新選組の主な構成員の夫々に均等に光を当て、短めの項立ての中で客観的に新選組を浮かび上がらせているその構成がユニークで、新しい新選組の物語と言える、かなり読みごたえのある小説でした。

身分をのりこえたい、剣を極めたい、世間から認められたい―京都警護という名目のもとに結成された新選組だが、思いはそれぞれ異なっていた。土方歳三、近藤勇、沖田聡司、永倉新八、斎藤一…。ひとりひとりの人物にスポットをあてることによって、隊の全体像を鮮やかに描き出す。迷ったり、悩んだり、特別ではないふつうの若者たちがそこにいる。切なくもさわやかな新選組小説の最高傑作。(「BOOK」データベースより)

 

本書『新選組 幕末の青嵐』は、これまで良く知られている新選組の物語ではあるのですが、特定の個人を取り上げて論じているのではありません。項毎に特定の人物の視点を借り、他の構成員や新選組の出来事をその人物の主観を通して描き出しています。

つまり、視点を借りているその人物の内心を考察するのですから当然その人物像を詳しく語ることになり、且つその者の眼を通して他者を語らせることを繰り返すことで、結果的には様々なフィルターを通した新選組という組織の描写になっているのです。

もっとも、様々の視点の先に据えられているのは最終的には「土方歳三」という人間です。近藤勇や沖田総司といった人物についても照明はあたっているのですが、結果として近藤勇ではなく、土方歳三が中心に浮かび上がっています。

 

勿論、山南敬助の脱走事件や伊東甲子太郎の「油小路事件」などの定番の事件も簡潔かつ丁寧に描写されており、エンターテインメントとしてのかたちも抑えてあります。

前述の手法は、時代の変革期にその命をかけて生き抜いた若者たちの青春群像劇を際立たせることにもなり、こうした定番の事件もまた新たな視点で読むことが出来ました。

 

読み終えてみると、木内昇という作家は思いのほかに情感豊かで優しい作風の作家さんでした。

例えば、土方の義兄にあたる佐藤彦五郎の視点で語られる「盟友」の項では「どこまで行っても手に入らぬと思い込んでいた美しいものは、存外、自分のすぐ近くにあるものだ。

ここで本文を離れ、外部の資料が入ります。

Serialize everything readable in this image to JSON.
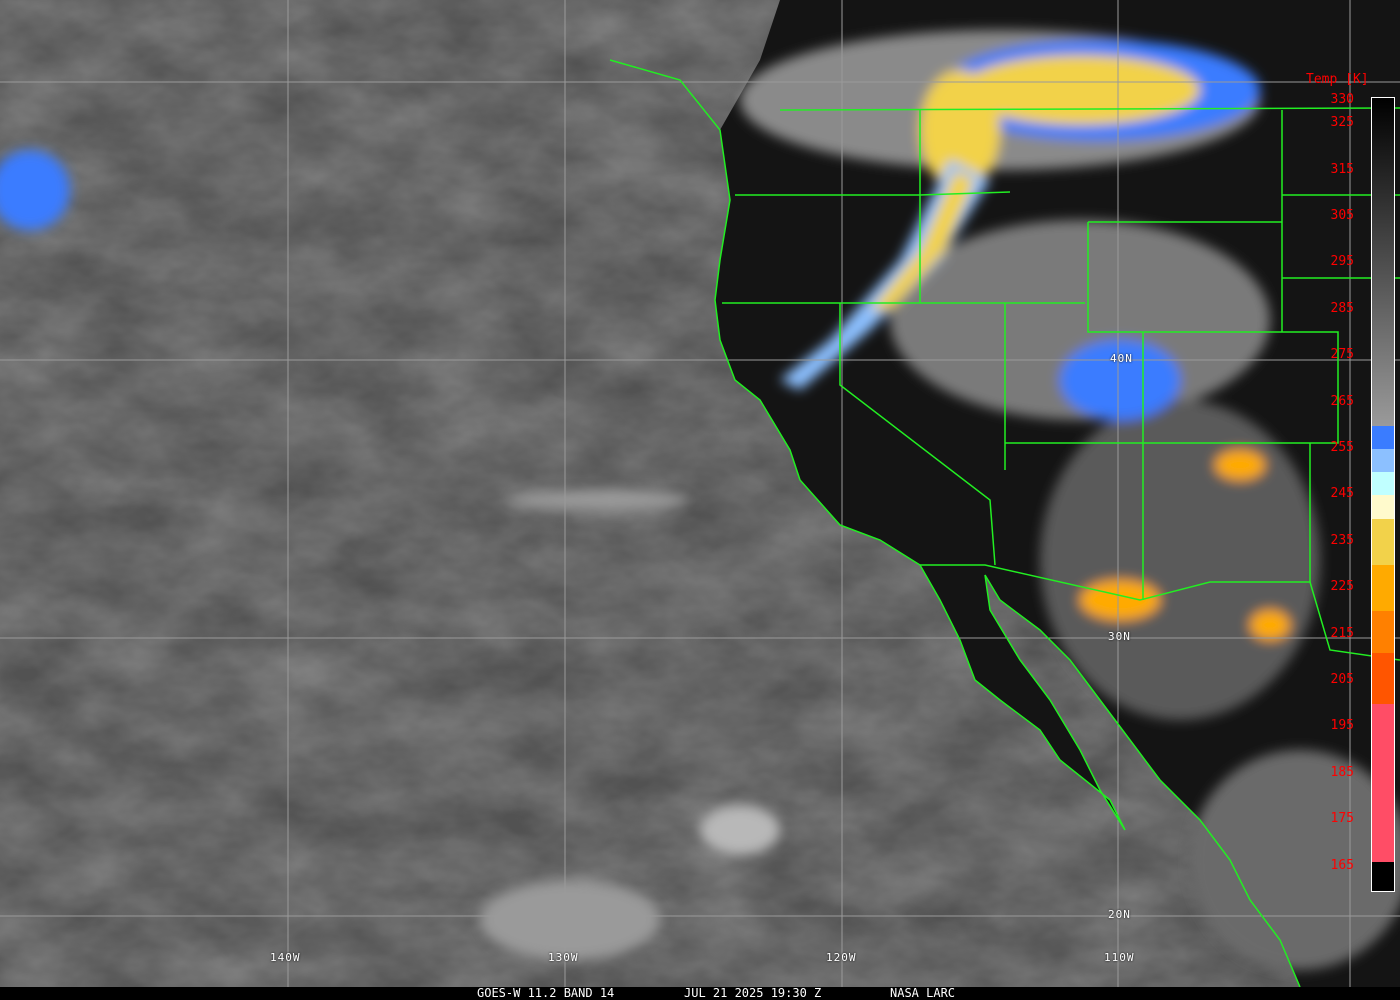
{
  "caption": {
    "product": "GOES-W 11.2 BAND 14",
    "datetime": "JUL 21 2025 19:30 Z",
    "source": "NASA LARC"
  },
  "colorbar": {
    "title": "Temp [K]",
    "ticks": [
      "330",
      "325",
      "315",
      "305",
      "295",
      "285",
      "275",
      "265",
      "255",
      "245",
      "235",
      "225",
      "215",
      "205",
      "195",
      "185",
      "175",
      "165"
    ],
    "range_K": [
      163,
      331
    ],
    "segments": [
      {
        "from": 260,
        "to": 331,
        "color": "gradient #9a9a9a to #000000"
      },
      {
        "from": 255,
        "to": 260,
        "color": "#3a7cff"
      },
      {
        "from": 250,
        "to": 255,
        "color": "#8cc0ff"
      },
      {
        "from": 245,
        "to": 250,
        "color": "#c0ffff"
      },
      {
        "from": 240,
        "to": 245,
        "color": "#fffacc"
      },
      {
        "from": 230,
        "to": 240,
        "color": "#f2d24a"
      },
      {
        "from": 220,
        "to": 230,
        "color": "#ffaa00"
      },
      {
        "from": 211,
        "to": 220,
        "color": "#ff8000"
      },
      {
        "from": 200,
        "to": 211,
        "color": "#ff5500"
      },
      {
        "from": 166,
        "to": 200,
        "color": "#ff4d66"
      },
      {
        "from": 163,
        "to": 166,
        "color": "#000000"
      }
    ]
  },
  "grid": {
    "longitudes": [
      "140W",
      "130W",
      "120W",
      "110W"
    ],
    "latitudes": [
      "40N",
      "30N",
      "20N"
    ]
  },
  "colors": {
    "borders": "#22ee22",
    "grid": "#9a9a9a",
    "labels_colorbar": "#ff0000"
  }
}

それを知ったとき、今まで感じたことのない確かな幸福が、その人物のもとを訪れる。」と記しています。

名主という立場の彦五郎は、夢に向かって走り出せない自分だけど、代わりに夢を果たしている盟友を持つが故に、自分にも豊潤な日々の暮らしはある、と思いを巡らします。

 

更に、「脱走」の項では沖田総司の視点で山南敬助の脱走事件の顛末が語られます。他のどの作者の作品でもポイントとなる場面ではあるのですが、本作品でも特に胸に迫るものがあります。

山南を追いかける総司。その総司の内面の描写。帰営してからの特に永倉の言動が簡潔に描かれます。その解釈にとりたてて新鮮なものがあるわけではないのですが、本作品での山南と総司の描かれ方が描かれ方でしたので、一層に心に迫るのです。

 

他に、「油小路」の項では永倉新八の視点で藤堂平助の最後が語られますが、これがまたせつないのです。

 

このところ、 浅田次郎の『壬生義士伝』などの新選組三部作を読んで間も無いこともあり、読み手として新選組という題材自体の持つセンチメンタリズムに酔っているところがあるかもしれません。

しかし、そういう点を差し引いても本書の持つ魅力は褪せないと思うのです。

 

 

蛇足ですが、私はあとがきを読むまでこの木内昇という作家が女性だとは知りませんでした。「きうち のぼる」ではなく、「きうち のぼり」と読むのだそうです。

本書『新選組 幕末の青嵐』は実に面白い一冊でした。新選組という題材自体の持つセンチメンタリズムを越えたところで展開される本書は是非お勧めです。